Donald Trump confirme la tenue d'un sommet avec Kim Jong-un le 12 juin

Vendredi à l'issue d'une rencontre à la Maison Blanche avec le général Kim Yong-chol, le bras droit de Kim Jong-un, Donald Trump a confirmé la tenue d'un sommet avec le dirigeant nord-coréen.[Saul LOEB / AFP]

Vendredi à l'issue d'une rencontre à la Maison Blanche avec le général Kim Yong-chol, le bras droit de Kim Jong-un, Donald Trump a confirmé la tenue d'un sommet avec le dirigeant nord-coréen le 12 juin prochain à Singapour.

En s'exprimant devant la presse, le président américain a également affirmé que la Corée du Nord voulait dénucléariser, et a prédit que le dialogue avec Pyongyang serait «un processus couronné de succès».

Kim Yong-chol a été, vendredi, porteur d'une lettre du dirigeant nord-coréen Kim Jong-un adressée personnellement au président américain. En première ligne côté nord-coréen pour la préparation du sommet inédit entre Kim Jong-un et Donald Trump, le général est arrivé à la Maison Blanche peu après 13h (17h GMT). Il a été accueilli par le secrétaire général de la présidence américaine, John Kelly, et les responsables du dossier nord-coréen au département d'Etat et à la CIA, Mark Lambert et Andrew Kim.

Il a ensuite été introduit dans le Bureau ovale pour y rencontrer le président américain, avec la missive scellée de l'héritier de la dynastie des Kim qui règne depuis plus de 70 ans sur le nord de la péninsule coréenne. Le message fait suite à la lettre ouverte de Donald Trump à Kim Jong-un, dans laquelle il annulait, la semaine dernière, la rencontre de Singapour en dénonçant «l'hostilité» de Pyongyang, tout en laissant la porte ouverte à une reprise du dialogue.

Le général avait déjà rencontré le chef de la diplomatie américaine Mike Pompeo à New York mercredi et jeudi, en vue d'un éventuel sommet historique entre Donald Trump et Kim Jong-un.
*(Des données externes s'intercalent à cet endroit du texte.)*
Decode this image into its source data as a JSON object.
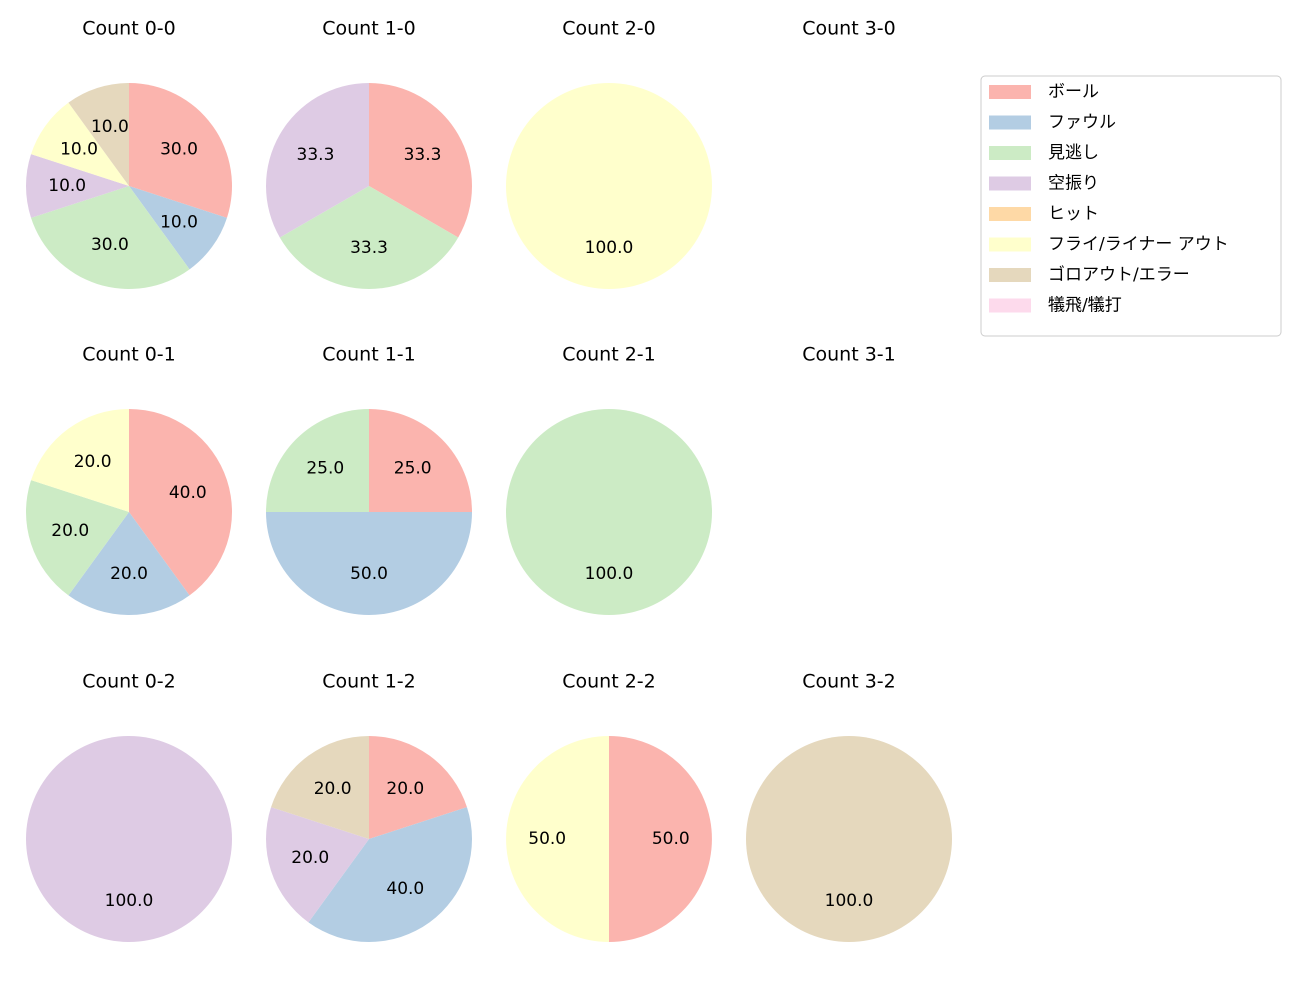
{
  "chart_data": [
    {
      "type": "pie",
      "title": "Count 0-0",
      "legend": "upper right",
      "categories": [
        "ボール",
        "ファウル",
        "見逃し",
        "空振り",
        "ヒット",
        "フライ/ライナー アウト",
        "ゴロアウト/エラー",
        "犠飛/犠打"
      ],
      "colors": [
        "#fbb4ae",
        "#b3cde3",
        "#ccebc5",
        "#decbe4",
        "#fed9a6",
        "#ffffcc",
        "#e5d8bd",
        "#fddaec"
      ],
      "values": [
        30,
        10,
        30,
        10,
        0,
        10,
        10,
        0
      ],
      "value_labels": [
        "30.0",
        "10.0",
        "30.0",
        "10.0",
        null,
        "10.0",
        "10.0",
        null
      ]
    },
    {
      "type": "pie",
      "title": "Count 1-0",
      "categories": [
        "ボール",
        "ファウル",
        "見逃し",
        "空振り",
        "ヒット",
        "フライ/ライナー アウト",
        "ゴロアウト/エラー",
        "犠飛/犠打"
      ],
      "colors": [
        "#fbb4ae",
        "#b3cde3",
        "#ccebc5",
        "#decbe4",
        "#fed9a6",
        "#ffffcc",
        "#e5d8bd",
        "#fddaec"
      ],
      "values": [
        33.3,
        0,
        33.3,
        33.3,
        0,
        0,
        0,
        0
      ]
    },
    {
      "type": "pie",
      "title": "Count 2-0",
      "categories": [
        "ボール",
        "ファウル",
        "見逃し",
        "空振り",
        "ヒット",
        "フライ/ライナー アウト",
        "ゴロアウト/エラー",
        "犠飛/犠打"
      ],
      "colors": [
        "#fbb4ae",
        "#b3cde3",
        "#ccebc5",
        "#decbe4",
        "#fed9a6",
        "#ffffcc",
        "#e5d8bd",
        "#fddaec"
      ],
      "values": [
        0,
        0,
        0,
        0,
        0,
        100,
        0,
        0
      ],
      "value_labels": [
        null,
        null,
        null,
        null,
        null,
        "100.0",
        null,
        null
      ]
    },
    {
      "type": "pie",
      "title": "Count 3-0",
      "categories": [
        "ボール",
        "ファウル",
        "見逃し",
        "空振り",
        "ヒット",
        "フライ/ライナー アウト",
        "ゴロアウト/エラー",
        "犠飛/犠打"
      ],
      "colors": [
        "#fbb4ae",
        "#b3cde3",
        "#ccebc5",
        "#decbe4",
        "#fed9a6",
        "#ffffcc",
        "#e5d8bd",
        "#fddaec"
      ],
      "values": [
        0,
        0,
        0,
        0,
        0,
        0,
        0,
        0
      ]
    },
    {
      "type": "pie",
      "title": "Count 0-1",
      "categories": [
        "ボール",
        "ファウル",
        "見逃し",
        "空振り",
        "ヒット",
        "フライ/ライナー アウト",
        "ゴロアウト/エラー",
        "犠飛/犠打"
      ],
      "colors": [
        "#fbb4ae",
        "#b3cde3",
        "#ccebc5",
        "#decbe4",
        "#fed9a6",
        "#ffffcc",
        "#e5d8bd",
        "#fddaec"
      ],
      "values": [
        40,
        20,
        20,
        0,
        0,
        20,
        0,
        0
      ],
      "value_labels": [
        "40.0",
        "20.0",
        "20.0",
        null,
        null,
        "20.0",
        null,
        null
      ]
    },
    {
      "type": "pie",
      "title": "Count 1-1",
      "categories": [
        "ボール",
        "ファウル",
        "見逃し",
        "空振り",
        "ヒット",
        "フライ/ライナー アウト",
        "ゴロアウト/エラー",
        "犠飛/犠打"
      ],
      "colors": [
        "#fbb4ae",
        "#b3cde3",
        "#ccebc5",
        "#decbe4",
        "#fed9a6",
        "#ffffcc",
        "#e5d8bd",
        "#fddaec"
      ],
      "values": [
        25,
        50,
        25,
        0,
        0,
        0,
        0,
        0
      ],
      "value_labels": [
        "25.0",
        "50.0",
        "25.0",
        null,
        null,
        null,
        null,
        null
      ]
    },
    {
      "type": "pie",
      "title": "Count 2-1",
      "categories": [
        "ボール",
        "ファウル",
        "見逃し",
        "空振り",
        "ヒット",
        "フライ/ライナー アウト",
        "ゴロアウト/エラー",
        "犠飛/犠打"
      ],
      "colors": [
        "#fbb4ae",
        "#b3cde3",
        "#ccebc5",
        "#decbe4",
        "#fed9a6",
        "#ffffcc",
        "#e5d8bd",
        "#fddaec"
      ],
      "values": [
        0,
        0,
        100,
        0,
        0,
        0,
        0,
        0
      ],
      "value_labels": [
        null,
        null,
        "100.0",
        null,
        null,
        null,
        null,
        null
      ]
    },
    {
      "type": "pie",
      "title": "Count 3-1",
      "categories": [
        "ボール",
        "ファウル",
        "見逃し",
        "空振り",
        "ヒット",
        "フライ/ライナー アウト",
        "ゴロアウト/エラー",
        "犠飛/犠打"
      ],
      "colors": [
        "#fbb4ae",
        "#b3cde3",
        "#ccebc5",
        "#decbe4",
        "#fed9a6",
        "#ffffcc",
        "#e5d8bd",
        "#fddaec"
      ],
      "values": [
        0,
        0,
        0,
        0,
        0,
        0,
        0,
        0
      ]
    },
    {
      "type": "pie",
      "title": "Count 0-2",
      "categories": [
        "ボール",
        "ファウル",
        "見逃し",
        "空振り",
        "ヒット",
        "フライ/ライナー アウト",
        "ゴロアウト/エラー",
        "犠飛/犠打"
      ],
      "colors": [
        "#fbb4ae",
        "#b3cde3",
        "#ccebc5",
        "#decbe4",
        "#fed9a6",
        "#ffffcc",
        "#e5d8bd",
        "#fddaec"
      ],
      "values": [
        0,
        0,
        0,
        100,
        0,
        0,
        0,
        0
      ],
      "value_labels": [
        null,
        null,
        null,
        "100.0",
        null,
        null,
        null,
        null
      ]
    },
    {
      "type": "pie",
      "title": "Count 1-2",
      "categories": [
        "ボール",
        "ファウル",
        "見逃し",
        "空振り",
        "ヒット",
        "フライ/ライナー アウト",
        "ゴロアウト/エラー",
        "犠飛/犠打"
      ],
      "colors": [
        "#fbb4ae",
        "#b3cde3",
        "#ccebc5",
        "#decbe4",
        "#fed9a6",
        "#ffffcc",
        "#e5d8bd",
        "#fddaec"
      ],
      "values": [
        20,
        40,
        0,
        20,
        0,
        0,
        20,
        0
      ],
      "value_labels": [
        "20.0",
        "40.0",
        null,
        "20.0",
        null,
        null,
        "20.0",
        null
      ]
    },
    {
      "type": "pie",
      "title": "Count 2-2",
      "categories": [
        "ボール",
        "ファウル",
        "見逃し",
        "空振り",
        "ヒット",
        "フライ/ライナー アウト",
        "ゴロアウト/エラー",
        "犠飛/犠打"
      ],
      "colors": [
        "#fbb4ae",
        "#b3cde3",
        "#ccebc5",
        "#decbe4",
        "#fed9a6",
        "#ffffcc",
        "#e5d8bd",
        "#fddaec"
      ],
      "values": [
        50,
        0,
        0,
        0,
        0,
        50,
        0,
        0
      ],
      "value_labels": [
        "50.0",
        null,
        null,
        null,
        null,
        "50.0",
        null,
        null
      ]
    },
    {
      "type": "pie",
      "title": "Count 3-2",
      "categories": [
        "ボール",
        "ファウル",
        "見逃し",
        "空振り",
        "ヒット",
        "フライ/ライナー アウト",
        "ゴロアウト/エラー",
        "犠飛/犠打"
      ],
      "colors": [
        "#fbb4ae",
        "#b3cde3",
        "#ccebc5",
        "#decbe4",
        "#fed9a6",
        "#ffffcc",
        "#e5d8bd",
        "#fddaec"
      ],
      "values": [
        0,
        0,
        0,
        0,
        0,
        0,
        100,
        0
      ],
      "value_labels": [
        null,
        null,
        null,
        null,
        null,
        null,
        "100.0",
        null
      ]
    }
  ]
}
La Corée du Nord refuse tout désarmement «unilatéral»

Washington réclame une dénucléarisation «complète, vérifiable et irréversible» de la Corée du Nord et se dit prêt à apporter des garanties pour la «sécurité» du régime reclus, qui a toujours considéré son arsenal comme une sorte d'assurance-vie. Mais l'administration Trump n'entend faire de réelles concessions, notamment sur la levée des sanctions draconiennes imposées à Pyongyang après la multiplication d'essais nucléaires et balistiques, qu'une fois que la Corée du Nord se sera «débarrassée» de ses bombes atomiques.

Le dirigeant nord-coréen a redit jeudi vouloir «aller vers une dénucléarisation de la péninsule coréenne», mais a prôné un processus «étape par étape». Le régime nord-coréen a d'ailleurs publiquement affirmé refuser tout désarmement «unilatéral».

D'autre part, les discussions entre Coréens se poursuivent aussi, après deux rencontres entre Kim Jong-un et le président de Corée du Sud Moon Jae-in. Une délégation du Sud a rencontré vendredi des émissaires nord-coréens pour discuter de l'amélioration des relations bilatérales et du sommet Trump/Kim dans la zone démilitarisée entre les deux pays.